Submitting your publications to ScholarWorks is as easy as uploading them to the library. The library staff will make the publications ADA compliant and upload them for you. If you have several publications, you may email the list (or your CV) to Carmen Mitchell, the Scholarly Communication Librarian.

Frequently Asked Questions

My research was funded by a grant and the granting organization has said I must make my findings publicly available. Would depositing it in ScholarWorks cover this requirement? 
Some grant and funding organizations have open access requirements for their recipients, requiring them to place their research into publicly accessible repositories like PubMed Central. The National Institutes of Health has had an open access requirement for grantees since 2008, and recently announced that they will begin holding back funding from researchers that do not comply with this requirement. The Taxpayer Access to Publicly Funded Research Act (AB609) requires the final copy of any peer-reviewed research funded by California State Department of Public Health to be made publicly accessible within 12 months of publication. Meeting the requirements of AB609 will necessitate engagement and education initiatives with scholarly communication stakeholders across all California-based institutions.

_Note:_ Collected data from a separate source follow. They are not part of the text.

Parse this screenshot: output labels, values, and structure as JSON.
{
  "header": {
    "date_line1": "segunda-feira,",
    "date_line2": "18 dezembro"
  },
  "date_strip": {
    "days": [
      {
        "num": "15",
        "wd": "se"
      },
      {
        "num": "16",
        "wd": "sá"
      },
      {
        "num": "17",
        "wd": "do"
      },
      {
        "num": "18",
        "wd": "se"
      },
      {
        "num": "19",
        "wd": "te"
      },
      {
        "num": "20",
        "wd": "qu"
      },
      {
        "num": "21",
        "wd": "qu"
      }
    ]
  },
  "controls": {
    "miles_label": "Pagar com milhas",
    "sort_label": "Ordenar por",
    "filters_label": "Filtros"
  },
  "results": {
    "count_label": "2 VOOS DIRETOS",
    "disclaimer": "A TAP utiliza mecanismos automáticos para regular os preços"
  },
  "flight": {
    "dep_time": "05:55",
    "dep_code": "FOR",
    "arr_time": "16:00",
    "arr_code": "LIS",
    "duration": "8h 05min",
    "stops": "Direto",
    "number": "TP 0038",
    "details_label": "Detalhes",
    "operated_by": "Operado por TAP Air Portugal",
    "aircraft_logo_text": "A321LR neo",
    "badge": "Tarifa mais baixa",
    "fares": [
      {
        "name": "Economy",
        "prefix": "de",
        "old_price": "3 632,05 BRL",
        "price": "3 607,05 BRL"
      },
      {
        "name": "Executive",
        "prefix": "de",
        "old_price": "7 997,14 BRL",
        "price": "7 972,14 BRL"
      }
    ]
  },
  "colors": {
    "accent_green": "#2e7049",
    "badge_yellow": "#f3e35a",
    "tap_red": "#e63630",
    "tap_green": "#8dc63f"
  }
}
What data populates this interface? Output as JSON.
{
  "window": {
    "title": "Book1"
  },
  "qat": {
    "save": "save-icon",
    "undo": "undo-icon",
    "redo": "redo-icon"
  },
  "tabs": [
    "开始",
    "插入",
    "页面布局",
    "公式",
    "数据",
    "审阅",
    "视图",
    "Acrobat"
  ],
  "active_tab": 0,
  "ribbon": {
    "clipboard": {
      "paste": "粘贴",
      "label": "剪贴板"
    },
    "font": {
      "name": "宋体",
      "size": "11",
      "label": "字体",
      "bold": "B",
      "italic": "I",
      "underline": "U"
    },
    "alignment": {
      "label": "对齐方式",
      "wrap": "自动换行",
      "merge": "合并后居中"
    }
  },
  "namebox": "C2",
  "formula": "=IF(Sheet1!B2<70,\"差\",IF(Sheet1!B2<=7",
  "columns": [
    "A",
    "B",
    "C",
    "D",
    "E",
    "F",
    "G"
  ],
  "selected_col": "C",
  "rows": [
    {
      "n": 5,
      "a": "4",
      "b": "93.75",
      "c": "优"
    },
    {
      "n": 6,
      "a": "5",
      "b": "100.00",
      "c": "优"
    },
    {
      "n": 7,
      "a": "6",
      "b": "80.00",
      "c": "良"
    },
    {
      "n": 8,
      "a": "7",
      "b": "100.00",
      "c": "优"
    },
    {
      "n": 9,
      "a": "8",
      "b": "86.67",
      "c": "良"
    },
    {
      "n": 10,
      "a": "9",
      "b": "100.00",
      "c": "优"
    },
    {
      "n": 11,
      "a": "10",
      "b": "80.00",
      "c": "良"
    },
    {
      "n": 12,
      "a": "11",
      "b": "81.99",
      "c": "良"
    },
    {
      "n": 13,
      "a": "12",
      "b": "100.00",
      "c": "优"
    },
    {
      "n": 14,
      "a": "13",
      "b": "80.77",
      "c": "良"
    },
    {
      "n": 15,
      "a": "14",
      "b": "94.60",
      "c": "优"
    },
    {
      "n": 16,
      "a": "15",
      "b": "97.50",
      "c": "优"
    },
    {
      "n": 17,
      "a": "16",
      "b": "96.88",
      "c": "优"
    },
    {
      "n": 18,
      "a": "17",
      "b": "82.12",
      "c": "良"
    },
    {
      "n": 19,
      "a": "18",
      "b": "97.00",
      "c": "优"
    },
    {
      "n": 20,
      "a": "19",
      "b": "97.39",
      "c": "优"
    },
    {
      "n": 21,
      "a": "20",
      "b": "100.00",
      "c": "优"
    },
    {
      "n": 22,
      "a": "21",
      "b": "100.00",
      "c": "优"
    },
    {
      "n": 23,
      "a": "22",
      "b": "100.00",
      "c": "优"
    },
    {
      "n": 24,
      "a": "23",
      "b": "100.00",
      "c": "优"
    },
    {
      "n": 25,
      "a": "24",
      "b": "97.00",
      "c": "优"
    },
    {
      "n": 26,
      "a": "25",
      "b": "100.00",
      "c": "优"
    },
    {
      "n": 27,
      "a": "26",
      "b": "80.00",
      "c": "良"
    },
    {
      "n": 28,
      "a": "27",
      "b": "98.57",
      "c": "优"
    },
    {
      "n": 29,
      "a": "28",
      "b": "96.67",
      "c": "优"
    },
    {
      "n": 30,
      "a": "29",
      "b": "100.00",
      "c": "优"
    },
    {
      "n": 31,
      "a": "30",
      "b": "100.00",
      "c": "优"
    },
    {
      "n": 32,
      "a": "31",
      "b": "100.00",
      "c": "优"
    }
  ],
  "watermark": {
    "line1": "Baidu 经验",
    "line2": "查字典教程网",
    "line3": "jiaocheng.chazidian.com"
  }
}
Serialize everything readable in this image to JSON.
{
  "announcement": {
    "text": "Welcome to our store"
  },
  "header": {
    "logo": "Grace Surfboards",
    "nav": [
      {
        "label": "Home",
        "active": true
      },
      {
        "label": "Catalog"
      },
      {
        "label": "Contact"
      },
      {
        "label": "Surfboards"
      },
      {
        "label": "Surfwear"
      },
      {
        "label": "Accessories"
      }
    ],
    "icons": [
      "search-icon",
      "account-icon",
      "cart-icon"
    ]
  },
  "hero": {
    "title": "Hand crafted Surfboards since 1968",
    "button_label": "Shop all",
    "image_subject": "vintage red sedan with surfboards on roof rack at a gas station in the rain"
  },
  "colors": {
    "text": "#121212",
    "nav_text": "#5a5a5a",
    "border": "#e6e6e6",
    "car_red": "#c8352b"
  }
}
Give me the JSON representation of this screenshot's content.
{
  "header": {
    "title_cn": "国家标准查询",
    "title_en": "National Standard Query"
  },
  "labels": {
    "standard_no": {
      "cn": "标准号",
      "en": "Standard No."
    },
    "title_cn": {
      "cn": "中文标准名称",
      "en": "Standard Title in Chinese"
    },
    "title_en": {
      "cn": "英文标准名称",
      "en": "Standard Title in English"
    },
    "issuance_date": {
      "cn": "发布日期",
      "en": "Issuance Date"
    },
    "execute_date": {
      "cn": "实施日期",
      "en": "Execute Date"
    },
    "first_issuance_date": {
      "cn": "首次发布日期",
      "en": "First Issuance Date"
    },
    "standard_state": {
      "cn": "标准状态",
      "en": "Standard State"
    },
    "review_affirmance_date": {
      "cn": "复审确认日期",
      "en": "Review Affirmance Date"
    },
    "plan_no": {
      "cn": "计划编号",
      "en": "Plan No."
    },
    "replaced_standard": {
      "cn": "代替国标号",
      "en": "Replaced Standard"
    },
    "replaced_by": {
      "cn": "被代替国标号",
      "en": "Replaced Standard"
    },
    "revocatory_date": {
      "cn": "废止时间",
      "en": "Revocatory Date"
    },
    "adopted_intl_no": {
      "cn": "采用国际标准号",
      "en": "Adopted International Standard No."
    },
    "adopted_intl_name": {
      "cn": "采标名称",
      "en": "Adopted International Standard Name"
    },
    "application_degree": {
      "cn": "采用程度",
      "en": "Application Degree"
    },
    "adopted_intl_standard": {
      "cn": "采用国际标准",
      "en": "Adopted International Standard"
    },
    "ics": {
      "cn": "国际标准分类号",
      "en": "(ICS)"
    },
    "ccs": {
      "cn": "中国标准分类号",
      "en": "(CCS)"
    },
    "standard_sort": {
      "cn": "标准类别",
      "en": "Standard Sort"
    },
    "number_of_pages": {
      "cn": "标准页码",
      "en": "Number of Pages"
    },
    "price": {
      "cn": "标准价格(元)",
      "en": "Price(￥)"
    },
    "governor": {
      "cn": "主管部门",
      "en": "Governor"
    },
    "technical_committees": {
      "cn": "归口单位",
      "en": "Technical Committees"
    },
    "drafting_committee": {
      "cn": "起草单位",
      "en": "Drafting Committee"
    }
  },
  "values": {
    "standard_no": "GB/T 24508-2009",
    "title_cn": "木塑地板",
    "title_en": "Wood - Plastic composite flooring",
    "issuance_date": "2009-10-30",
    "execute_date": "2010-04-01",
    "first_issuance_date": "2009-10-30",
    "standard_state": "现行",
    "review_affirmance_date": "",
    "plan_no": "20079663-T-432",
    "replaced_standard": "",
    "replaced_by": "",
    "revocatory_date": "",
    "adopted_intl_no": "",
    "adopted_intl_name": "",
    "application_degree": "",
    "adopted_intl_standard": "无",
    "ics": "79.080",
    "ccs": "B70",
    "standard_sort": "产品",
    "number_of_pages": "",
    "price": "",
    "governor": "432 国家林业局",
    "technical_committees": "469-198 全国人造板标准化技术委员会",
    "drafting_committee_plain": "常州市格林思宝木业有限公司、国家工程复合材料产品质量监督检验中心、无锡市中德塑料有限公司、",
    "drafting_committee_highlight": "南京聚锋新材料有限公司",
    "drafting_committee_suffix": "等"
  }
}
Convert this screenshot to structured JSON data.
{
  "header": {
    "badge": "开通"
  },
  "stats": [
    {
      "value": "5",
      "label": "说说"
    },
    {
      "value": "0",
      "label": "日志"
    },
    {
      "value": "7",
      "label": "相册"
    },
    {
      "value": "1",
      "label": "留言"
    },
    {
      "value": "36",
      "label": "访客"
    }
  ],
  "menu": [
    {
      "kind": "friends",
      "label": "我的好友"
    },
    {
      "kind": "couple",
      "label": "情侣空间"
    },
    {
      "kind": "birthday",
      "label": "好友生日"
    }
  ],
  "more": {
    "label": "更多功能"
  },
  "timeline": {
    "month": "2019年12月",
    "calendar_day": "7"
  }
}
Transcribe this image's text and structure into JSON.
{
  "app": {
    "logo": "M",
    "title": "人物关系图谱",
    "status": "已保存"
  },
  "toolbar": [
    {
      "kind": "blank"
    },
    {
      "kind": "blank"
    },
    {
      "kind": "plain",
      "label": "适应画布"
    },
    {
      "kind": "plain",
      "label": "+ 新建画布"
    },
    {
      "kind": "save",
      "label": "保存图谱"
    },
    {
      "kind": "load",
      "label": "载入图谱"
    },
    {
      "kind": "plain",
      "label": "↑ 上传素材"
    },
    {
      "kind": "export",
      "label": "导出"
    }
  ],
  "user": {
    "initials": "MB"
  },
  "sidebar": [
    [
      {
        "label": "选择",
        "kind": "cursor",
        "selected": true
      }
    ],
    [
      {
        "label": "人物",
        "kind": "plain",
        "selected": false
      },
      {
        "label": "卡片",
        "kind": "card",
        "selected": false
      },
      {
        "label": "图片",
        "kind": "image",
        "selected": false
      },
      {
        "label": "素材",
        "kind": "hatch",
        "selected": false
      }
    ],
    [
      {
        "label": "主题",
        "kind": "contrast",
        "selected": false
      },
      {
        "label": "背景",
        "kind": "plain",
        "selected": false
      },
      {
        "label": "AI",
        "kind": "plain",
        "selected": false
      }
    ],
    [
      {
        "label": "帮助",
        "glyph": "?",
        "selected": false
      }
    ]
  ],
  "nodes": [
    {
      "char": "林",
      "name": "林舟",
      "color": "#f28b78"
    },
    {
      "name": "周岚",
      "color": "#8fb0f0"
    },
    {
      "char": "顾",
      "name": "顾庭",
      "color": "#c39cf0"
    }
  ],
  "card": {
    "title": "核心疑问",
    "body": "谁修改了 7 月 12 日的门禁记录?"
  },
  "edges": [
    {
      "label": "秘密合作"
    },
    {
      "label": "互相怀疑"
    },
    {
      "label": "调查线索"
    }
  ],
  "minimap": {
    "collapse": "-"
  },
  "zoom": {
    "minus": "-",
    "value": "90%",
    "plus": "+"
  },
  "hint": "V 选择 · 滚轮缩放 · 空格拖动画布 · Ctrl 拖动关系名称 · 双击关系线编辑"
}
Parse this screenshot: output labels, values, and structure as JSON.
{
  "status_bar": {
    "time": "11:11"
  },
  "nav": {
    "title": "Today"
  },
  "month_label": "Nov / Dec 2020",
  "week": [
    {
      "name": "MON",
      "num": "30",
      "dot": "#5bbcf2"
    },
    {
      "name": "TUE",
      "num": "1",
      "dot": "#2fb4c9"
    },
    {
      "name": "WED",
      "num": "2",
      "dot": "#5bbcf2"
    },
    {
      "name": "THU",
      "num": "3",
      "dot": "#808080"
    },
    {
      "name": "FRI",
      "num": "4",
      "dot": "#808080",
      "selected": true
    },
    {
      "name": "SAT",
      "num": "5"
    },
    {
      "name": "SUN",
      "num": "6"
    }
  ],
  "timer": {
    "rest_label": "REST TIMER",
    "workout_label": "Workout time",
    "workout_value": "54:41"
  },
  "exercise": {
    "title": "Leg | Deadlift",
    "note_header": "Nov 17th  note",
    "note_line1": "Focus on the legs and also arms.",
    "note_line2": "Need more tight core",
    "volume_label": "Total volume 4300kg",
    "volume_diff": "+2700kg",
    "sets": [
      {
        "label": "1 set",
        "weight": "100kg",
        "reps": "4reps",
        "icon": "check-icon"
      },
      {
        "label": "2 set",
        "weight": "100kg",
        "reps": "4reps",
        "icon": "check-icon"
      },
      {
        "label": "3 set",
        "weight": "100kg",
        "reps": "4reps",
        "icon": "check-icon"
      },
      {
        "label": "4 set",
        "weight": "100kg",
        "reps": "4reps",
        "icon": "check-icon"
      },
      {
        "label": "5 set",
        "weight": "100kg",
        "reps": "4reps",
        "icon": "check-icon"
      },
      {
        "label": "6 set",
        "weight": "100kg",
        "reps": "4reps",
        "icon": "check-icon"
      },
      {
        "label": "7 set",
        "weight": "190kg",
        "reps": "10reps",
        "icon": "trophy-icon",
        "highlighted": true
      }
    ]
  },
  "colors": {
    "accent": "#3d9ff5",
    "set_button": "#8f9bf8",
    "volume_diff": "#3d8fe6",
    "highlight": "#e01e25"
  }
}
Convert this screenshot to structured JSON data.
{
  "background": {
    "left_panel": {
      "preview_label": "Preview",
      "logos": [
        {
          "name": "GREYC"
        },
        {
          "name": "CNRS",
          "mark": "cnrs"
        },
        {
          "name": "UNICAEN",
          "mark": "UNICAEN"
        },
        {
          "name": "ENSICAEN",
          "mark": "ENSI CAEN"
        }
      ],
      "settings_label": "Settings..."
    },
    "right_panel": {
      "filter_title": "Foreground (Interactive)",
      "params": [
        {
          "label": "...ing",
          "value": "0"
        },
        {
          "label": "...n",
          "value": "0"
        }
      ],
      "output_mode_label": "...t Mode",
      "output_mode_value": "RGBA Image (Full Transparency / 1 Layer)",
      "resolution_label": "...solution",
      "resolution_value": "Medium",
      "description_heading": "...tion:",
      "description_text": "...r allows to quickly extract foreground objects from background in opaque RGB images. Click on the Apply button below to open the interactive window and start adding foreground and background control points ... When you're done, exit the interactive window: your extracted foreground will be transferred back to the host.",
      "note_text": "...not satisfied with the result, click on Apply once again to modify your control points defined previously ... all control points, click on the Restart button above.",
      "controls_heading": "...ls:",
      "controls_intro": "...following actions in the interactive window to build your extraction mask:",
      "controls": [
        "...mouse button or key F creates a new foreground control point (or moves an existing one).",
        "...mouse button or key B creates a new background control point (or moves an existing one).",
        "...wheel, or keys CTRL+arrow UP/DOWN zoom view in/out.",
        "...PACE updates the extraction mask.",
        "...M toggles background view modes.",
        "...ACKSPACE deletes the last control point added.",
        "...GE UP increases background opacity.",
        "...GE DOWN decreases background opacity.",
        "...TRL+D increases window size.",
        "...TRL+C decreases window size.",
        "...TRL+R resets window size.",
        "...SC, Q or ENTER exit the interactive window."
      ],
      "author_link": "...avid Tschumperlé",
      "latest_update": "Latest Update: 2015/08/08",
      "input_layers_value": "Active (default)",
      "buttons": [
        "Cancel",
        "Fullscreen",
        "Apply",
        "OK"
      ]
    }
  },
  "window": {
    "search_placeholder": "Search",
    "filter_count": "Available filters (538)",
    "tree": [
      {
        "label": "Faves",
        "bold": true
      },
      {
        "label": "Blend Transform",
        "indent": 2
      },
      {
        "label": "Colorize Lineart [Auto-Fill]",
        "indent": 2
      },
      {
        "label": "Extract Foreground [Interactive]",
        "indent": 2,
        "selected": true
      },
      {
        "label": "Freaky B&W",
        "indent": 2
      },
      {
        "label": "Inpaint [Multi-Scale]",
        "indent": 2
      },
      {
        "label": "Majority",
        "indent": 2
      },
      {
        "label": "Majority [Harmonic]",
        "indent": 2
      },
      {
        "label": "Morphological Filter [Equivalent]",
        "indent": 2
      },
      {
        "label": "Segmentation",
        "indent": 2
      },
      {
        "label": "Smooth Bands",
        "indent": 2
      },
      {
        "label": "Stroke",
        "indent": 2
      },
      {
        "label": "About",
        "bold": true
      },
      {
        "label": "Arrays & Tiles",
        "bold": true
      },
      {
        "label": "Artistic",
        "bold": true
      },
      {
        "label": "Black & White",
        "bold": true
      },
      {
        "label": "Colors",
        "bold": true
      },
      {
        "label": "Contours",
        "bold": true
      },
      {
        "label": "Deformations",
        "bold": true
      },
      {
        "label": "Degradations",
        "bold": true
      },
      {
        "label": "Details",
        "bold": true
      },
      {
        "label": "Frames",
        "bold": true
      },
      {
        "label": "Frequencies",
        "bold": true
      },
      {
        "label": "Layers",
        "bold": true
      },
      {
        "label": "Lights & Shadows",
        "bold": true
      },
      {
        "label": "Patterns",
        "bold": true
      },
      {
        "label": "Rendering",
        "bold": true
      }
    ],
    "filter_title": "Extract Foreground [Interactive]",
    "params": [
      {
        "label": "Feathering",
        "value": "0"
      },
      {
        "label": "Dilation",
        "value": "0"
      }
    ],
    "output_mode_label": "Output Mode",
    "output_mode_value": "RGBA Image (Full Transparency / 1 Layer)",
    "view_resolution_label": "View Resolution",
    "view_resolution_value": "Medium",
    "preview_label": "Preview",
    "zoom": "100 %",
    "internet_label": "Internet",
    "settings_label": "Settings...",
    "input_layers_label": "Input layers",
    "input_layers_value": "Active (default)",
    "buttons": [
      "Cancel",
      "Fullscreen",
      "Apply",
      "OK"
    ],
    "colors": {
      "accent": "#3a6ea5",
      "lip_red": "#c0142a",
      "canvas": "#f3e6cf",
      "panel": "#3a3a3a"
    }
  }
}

Do I have to get permission from my co-authors to contribute to ScholarWorks?
No. Under US copyright law, any joint author can give nonexclusive permission to copy and distribute the work, so long as they share profits with the other joint authors. To deposit an article in ScholarWorks, you grant CSUSM a nonexclusive license and no money changes hands. From a legal perspective CSUSM authors can post their articles without checking with their co-authors. The best practice is to treat ScholarWorks like other co-authorship issues – determining author order, reporting contributions, etc. You should discuss the issue among co-authors as part of the writing and publication process.